A crise penitenciária que alastra pelos presídios de vários estados, fomentada pela disputa entre facções criminosas que agem dentro desses estabelecimentos, está forçando o governo a acelerar a ocupação dos presídios federais, entre eles o de Campo Grande. Nas últimas semanas, a alternativa tem sido a transferência emergencial de lideranças negativas das unidades estaduais para isolamentos em presídios do Departamento Penitenciário Nacional (Depen), como as que estão comandando as rebeliões e mortes no Amazonas, Acre e Rio Grande do Norte.

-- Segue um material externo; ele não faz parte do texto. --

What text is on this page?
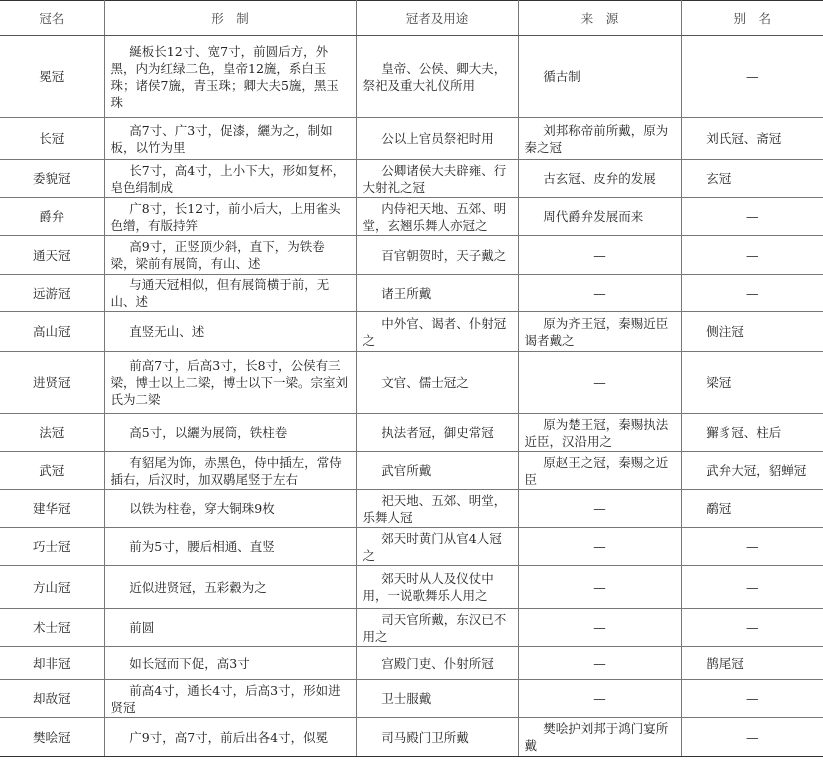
冠名	形　制	冠者及用途	来　源	别　名
冕冠	綖板长12寸、宽7寸，前圆后方，外黑，内为红绿二色，皇帝12旒，系白玉珠；诸侯7旒，青玉珠；卿大夫5旒，黑玉珠	皇帝、公侯、卿大夫，祭祀及重大礼仪所用	循古制	—
长冠	高7寸、广3寸，促漆，纚为之，制如板，以竹为里	公以上官员祭祀时用	刘邦称帝前所戴，原为秦之冠	刘氏冠、斋冠
委貌冠	长7寸，高4寸，上小下大，形如复杯，皂色绢制成	公卿诸侯大夫辟雍、行大射礼之冠	古玄冠、皮弁的发展	玄冠
爵弁	广8寸，长12寸，前小后大，上用雀头色缯，有版持笄	内侍祀天地、五郊、明堂，玄翘乐舞人亦冠之	周代爵弁发展而来	—
通天冠	高9寸，正竖顶少斜，直下，为铁卷梁，梁前有展筒，有山、述	百官朝贺时，天子戴之	—	—
远游冠	与通天冠相似，但有展筒横于前，无山、述	诸王所戴	—	—
高山冠	直竖无山、述	中外官、谒者、仆射冠之	原为齐王冠，秦赐近臣谒者戴之	侧注冠
进贤冠	前高7寸，后高3寸，长8寸，公侯有三梁，博士以上二梁，博士以下一梁。宗室刘氏为二梁	文官、儒士冠之	—	梁冠
法冠	高5寸，以纚为展筒，铁柱卷	执法者冠，御史常冠	原为楚王冠，秦赐执法近臣，汉沿用之	獬豸冠、柱后
武冠	有貂尾为饰，赤黑色，侍中插左，常侍插右，后汉时，加双鹖尾竖于左右	武官所戴	原赵王之冠，秦赐之近臣	武弁大冠，貂蝉冠
建华冠	以铁为柱卷，穿大铜珠9枚	祀天地、五郊、明堂，乐舞人冠	—	鹬冠
巧士冠	前为5寸，腰后相通、直竖	郊天时黄门从官4人冠之	—	—
方山冠	近似进贤冠，五彩縠为之	郊天时从人及仪仗中用，一说歌舞乐人用之	—	—
术士冠	前圆	司天官所戴，东汉已不用之	—	—
却非冠	如长冠而下促，高3寸	宫殿门吏、仆射所冠	—	鹊尾冠
却敌冠	前高4寸，通长4寸，后高3寸，形如进贤冠	卫士服戴	—	—
樊哙冠	广9寸，高7寸，前后出各4寸，似冕	司马殿门卫所戴	樊哙护刘邦于鸿门宴所戴	—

Hoje são quatro presídios de segurança máxima no País – Catanduvas (PR), Campo Grande, Mossoró (RN) e Porto Velho (RO) -, utilizados como instrumentos contributivos no contexto nacional da segurança pública, a partir do momento em que isola os presos considerados mais perigosos do País. Cada um tem capacidade para 208 detentos, em celas individuais e em regime disciplinar diferenciado.

De acordo com informações do Depen, Campo Grande tem hoje 139 detentos, com uma disponibilidade de 69 vagas para novas movimentações em resposta à crise penitenciária. Há previsão de que novas remoções aconteçam nos próximos dias, em decorrência de enfrentamentos como o que ocorreu no domingo, no Rio Grande do Norte, com 26 mortos.